Sunday, August 21, 2011

Looking back to go forward

It's funny how I keep thinking I will get organized, yet I still make decisions that keep me in a disorganized state.  But I'm not giving up.

Today is the LAST girlscout meeting I will attend as a leader!  One would think I have lots of things planned and I am ready to offer each girl a special gift.......but I don't.  On either account.

These poor girls have had to deal with disorganization and lax leaders for the last two or three years.  The reason we signed up was to "save" the troop.  Well....at this time I feel like we are cutting the line and letting them fall to their deaths.

I know it is not exactly the case.  But when one (in my mind) fails at something they set out to do; it's sad and disheartening to say the least.

However; realizing my own limitations, AND with the purchase of this new car; we are forced to look at things in a new light and accept our fate.

Yesterday we got the assignments for the girls' dance teams.  Both were accepted into at least 2 teams.  YAY US!!!!!   ....... or so we thought.....

Last year was so difficult for me and my husband trying to balance things, that we are really taking a hard look at the decisions we need to make to keep good balance.  And it's harder than I thought.

It is one thing "in theory" to make good choices.  It's another entirely, to communicate that to your child who has high hopes, high expectations.....and no checkbook.

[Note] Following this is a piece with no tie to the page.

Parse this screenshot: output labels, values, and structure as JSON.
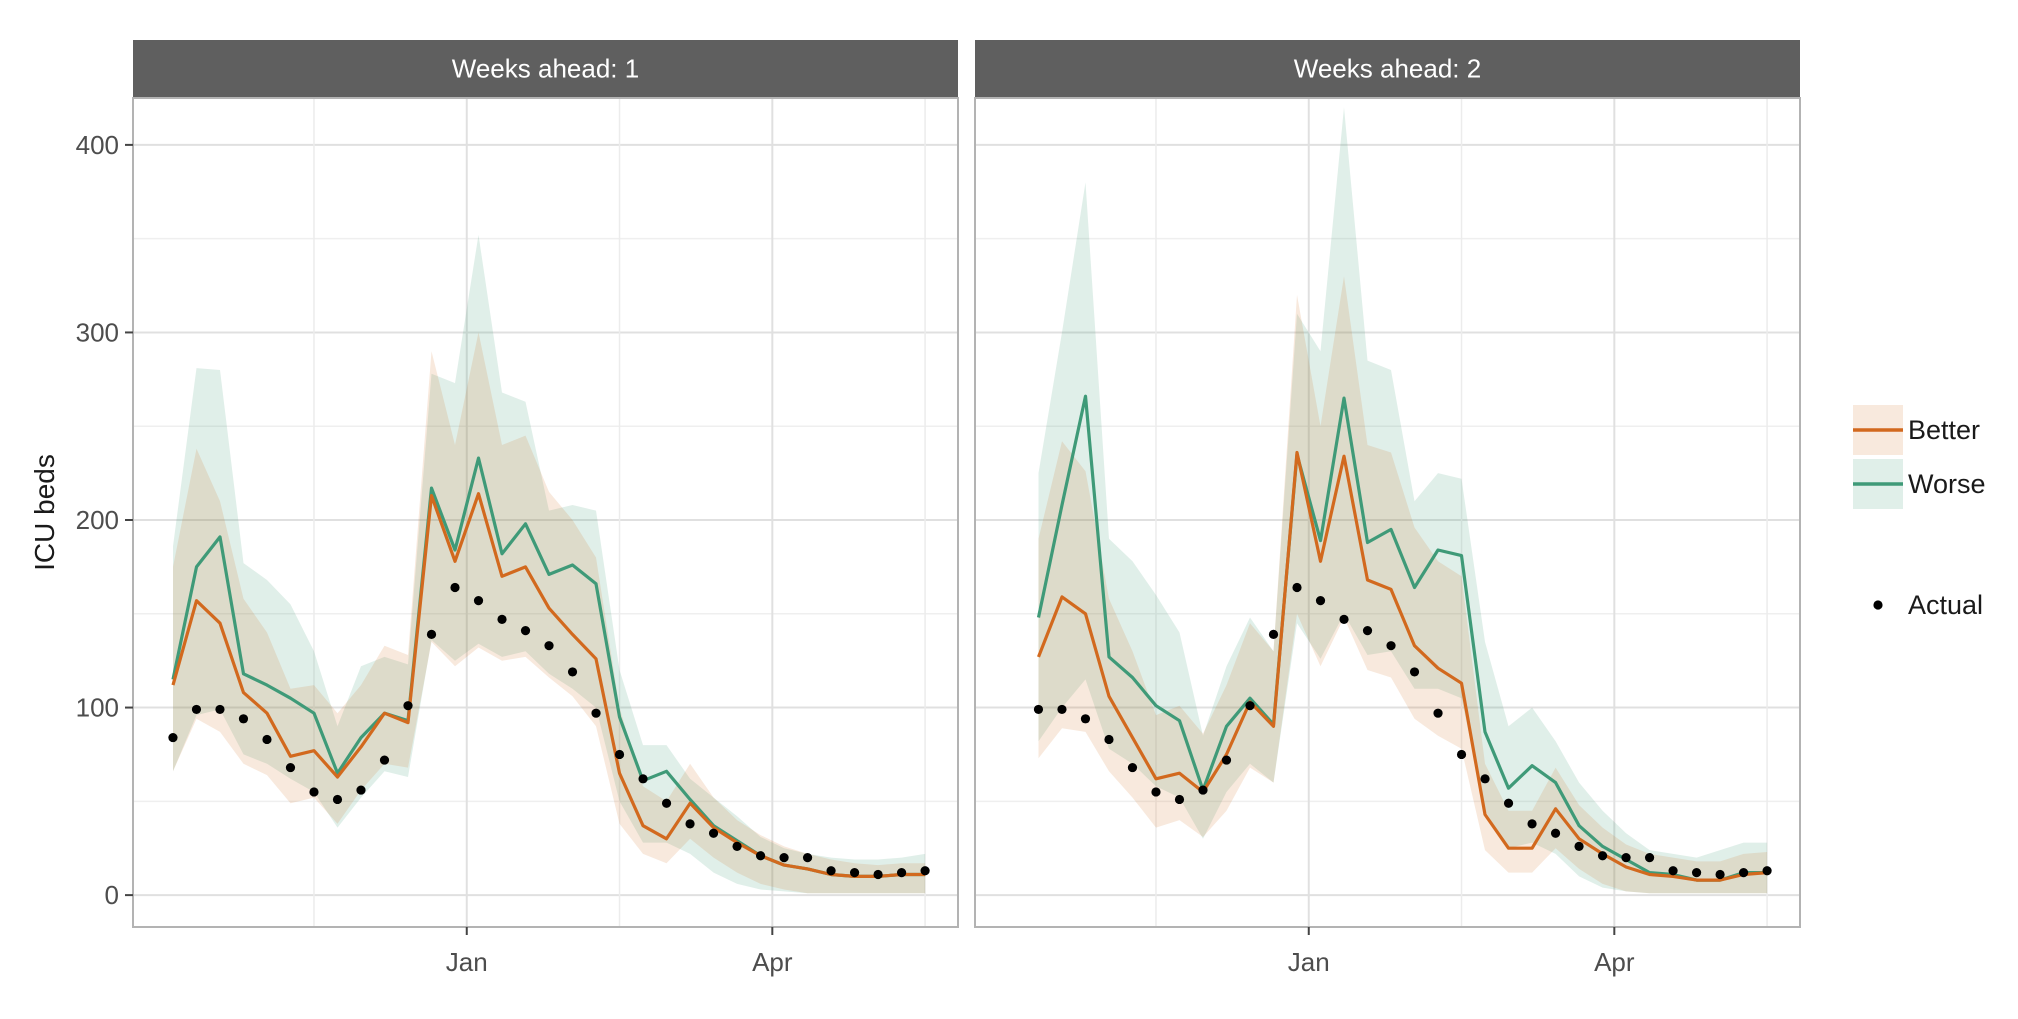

My husband and I had some serious discussions yesterday about choices we need to make.  We knew they would be hard for the kids, because they want it all.   But so do we!!!!  It seems so easy to just say yes!  But the fallout would be what I had to deal with last year, and there inlies the rub!

I'm having to go back, mentally, in my mind and literally access that stress that I felt in my body.  And as it is not so far behind me, it still feels very much on the surface!

And with that; we had to communicate our decisions to our kids. 

Being a parent is so hard at times.  It would be so easy if we had a nanny, taxi driver, extra income (WHAT?), two new cars, and no jobs to get in our way.  But unfortunately, we do not.

Like many, we are struggling to get it all done.  So, here we are.

Much of the decisions have been made; but the schedules still have to be laid out.  That will not be able to happen until this coming week.  So, until then, I don't really even want to discuss it with the girls, because it is all moot until we have all the facts.

This year I will plan a lot better and see more of my friends than we did last year.  I can only handle so much sacrifice.

And as for our little girlscout troop that we will say goodbye to.....my heart aches for them.  However, they are all moving forward.  The bottom line is, we did the best WE could with what we had to offer.  And though it wasn't much, it was our hopes and efforts that kept it together to the best of our ability.  And in that, we gave all we had!

Goodbye troop 1206.  We will miss you!